Part 2

87.2K 5.9K 294
                                    

Happy Reading

Hari ini Divia bertekat akan mencoba meminta maaf sama Davino, memikirkannya saja sudah membuat tangan gadis itu menjadi gemetar tidak karuan, ya dia tidak menyangka harus berurusan dengan seorang Davino yang berhati dingin dan tak kenal ampun.

Bagaimana pun ini demi dirinya, mau tidak mau dirinya harus mau karena ia tidak mau jika terus-terusan merasa bersalah karena insiden kemarin, ia juga sudah menyiapkan kata kata untuk di ucapkan nantinya.

Davino sudah seperti malaikat pencabut nyawa bagi Divia, percuma saja tampan jika berhati iblis. Dalam hati Divia terus saja berdoa semoga Davino memaafkan dirinya yang ceroboh ini.

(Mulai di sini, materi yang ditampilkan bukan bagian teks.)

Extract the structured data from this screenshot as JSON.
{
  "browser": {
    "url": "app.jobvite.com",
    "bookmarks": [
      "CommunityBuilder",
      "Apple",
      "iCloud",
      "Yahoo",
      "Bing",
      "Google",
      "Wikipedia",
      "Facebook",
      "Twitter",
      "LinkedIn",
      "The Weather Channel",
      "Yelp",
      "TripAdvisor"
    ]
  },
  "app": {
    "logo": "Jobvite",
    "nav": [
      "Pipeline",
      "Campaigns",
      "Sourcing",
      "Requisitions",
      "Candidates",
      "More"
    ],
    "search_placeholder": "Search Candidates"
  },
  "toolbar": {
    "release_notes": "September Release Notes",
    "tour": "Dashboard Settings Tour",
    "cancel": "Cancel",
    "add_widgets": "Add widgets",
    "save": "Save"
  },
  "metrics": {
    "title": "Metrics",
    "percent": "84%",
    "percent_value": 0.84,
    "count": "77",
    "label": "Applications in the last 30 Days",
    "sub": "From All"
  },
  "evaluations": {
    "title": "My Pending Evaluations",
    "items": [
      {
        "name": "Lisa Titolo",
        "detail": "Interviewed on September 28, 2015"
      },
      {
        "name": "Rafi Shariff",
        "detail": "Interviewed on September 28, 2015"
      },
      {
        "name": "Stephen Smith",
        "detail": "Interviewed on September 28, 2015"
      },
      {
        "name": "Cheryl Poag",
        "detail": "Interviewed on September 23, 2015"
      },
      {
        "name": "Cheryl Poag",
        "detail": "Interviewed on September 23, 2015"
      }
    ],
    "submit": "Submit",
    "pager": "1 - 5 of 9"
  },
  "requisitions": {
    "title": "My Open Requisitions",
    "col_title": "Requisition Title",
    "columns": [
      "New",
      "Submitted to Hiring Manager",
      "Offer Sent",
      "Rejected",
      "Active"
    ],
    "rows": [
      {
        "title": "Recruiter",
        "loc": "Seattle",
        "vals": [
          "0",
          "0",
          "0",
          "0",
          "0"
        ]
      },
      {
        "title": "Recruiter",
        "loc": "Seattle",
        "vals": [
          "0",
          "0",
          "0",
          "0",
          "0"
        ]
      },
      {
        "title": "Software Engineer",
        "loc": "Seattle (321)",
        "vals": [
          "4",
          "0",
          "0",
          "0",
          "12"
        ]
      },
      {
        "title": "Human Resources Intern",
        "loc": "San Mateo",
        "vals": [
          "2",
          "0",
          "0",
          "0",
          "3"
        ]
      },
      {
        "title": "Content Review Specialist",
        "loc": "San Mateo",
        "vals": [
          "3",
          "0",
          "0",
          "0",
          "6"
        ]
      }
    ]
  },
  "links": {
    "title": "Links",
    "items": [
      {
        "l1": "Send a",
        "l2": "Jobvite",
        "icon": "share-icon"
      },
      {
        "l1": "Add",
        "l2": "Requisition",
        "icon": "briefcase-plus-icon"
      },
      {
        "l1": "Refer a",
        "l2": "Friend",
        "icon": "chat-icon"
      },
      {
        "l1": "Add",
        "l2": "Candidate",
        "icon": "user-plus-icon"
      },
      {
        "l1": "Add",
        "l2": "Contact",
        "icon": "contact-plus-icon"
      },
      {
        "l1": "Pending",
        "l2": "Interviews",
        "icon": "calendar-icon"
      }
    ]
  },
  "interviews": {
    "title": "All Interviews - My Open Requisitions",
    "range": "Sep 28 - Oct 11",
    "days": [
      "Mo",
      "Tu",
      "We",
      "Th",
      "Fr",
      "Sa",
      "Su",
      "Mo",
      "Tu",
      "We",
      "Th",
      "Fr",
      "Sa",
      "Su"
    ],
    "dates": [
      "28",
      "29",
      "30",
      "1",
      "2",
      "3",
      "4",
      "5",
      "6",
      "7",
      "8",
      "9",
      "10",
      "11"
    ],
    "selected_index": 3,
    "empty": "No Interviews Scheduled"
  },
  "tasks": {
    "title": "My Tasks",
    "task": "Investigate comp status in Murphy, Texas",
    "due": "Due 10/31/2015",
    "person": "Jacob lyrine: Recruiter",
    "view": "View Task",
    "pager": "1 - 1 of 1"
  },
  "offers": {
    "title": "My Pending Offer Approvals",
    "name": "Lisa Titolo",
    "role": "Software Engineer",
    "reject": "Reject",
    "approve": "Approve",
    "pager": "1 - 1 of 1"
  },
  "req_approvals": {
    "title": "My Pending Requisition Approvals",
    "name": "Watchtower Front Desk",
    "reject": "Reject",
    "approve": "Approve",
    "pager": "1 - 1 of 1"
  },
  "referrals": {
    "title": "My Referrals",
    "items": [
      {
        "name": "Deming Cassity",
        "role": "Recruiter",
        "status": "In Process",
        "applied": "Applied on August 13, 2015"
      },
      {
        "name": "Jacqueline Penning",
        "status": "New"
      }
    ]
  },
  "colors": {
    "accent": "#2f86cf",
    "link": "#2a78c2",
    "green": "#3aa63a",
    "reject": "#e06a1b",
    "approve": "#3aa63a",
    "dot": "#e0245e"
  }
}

"Sa, temenin gue ke kelas Davino ayo" ucap Divia sambil menarik lengan Lisa, hari ini ia tidak akan menunda lagi ia akan meminta maaf pada Davino.

"Gak ah takut. Lo aja sana" ucap Lisa sambil melepaskan lengannya yang ditarik Divia.

"Gak mau tau pokonya lo harus nemenin gue, titik!" Ketus Divia, sambil menarik lengan Lisa lagi, Lisa pun hanya pasrah dan memilih menemani Divia.

"Dia IPA 1 kan sa?"

"Ho'oh, masuk aja sana" ucap Lisa sambil mendorong Divia masuk ke dalam kelas Davino.

"Eh div cari siapa?" Tanya Tio selaku ketua kelas di IPA 1.

"Emm anu itu, gu..gue lagi nyari Davino. Davino nya ada gak?" Tanya Divia gugup, tangannya sudah gemetar tak karuan, jantungnya berdegup kencang, segitu besarnya efek Davino bagi Divia.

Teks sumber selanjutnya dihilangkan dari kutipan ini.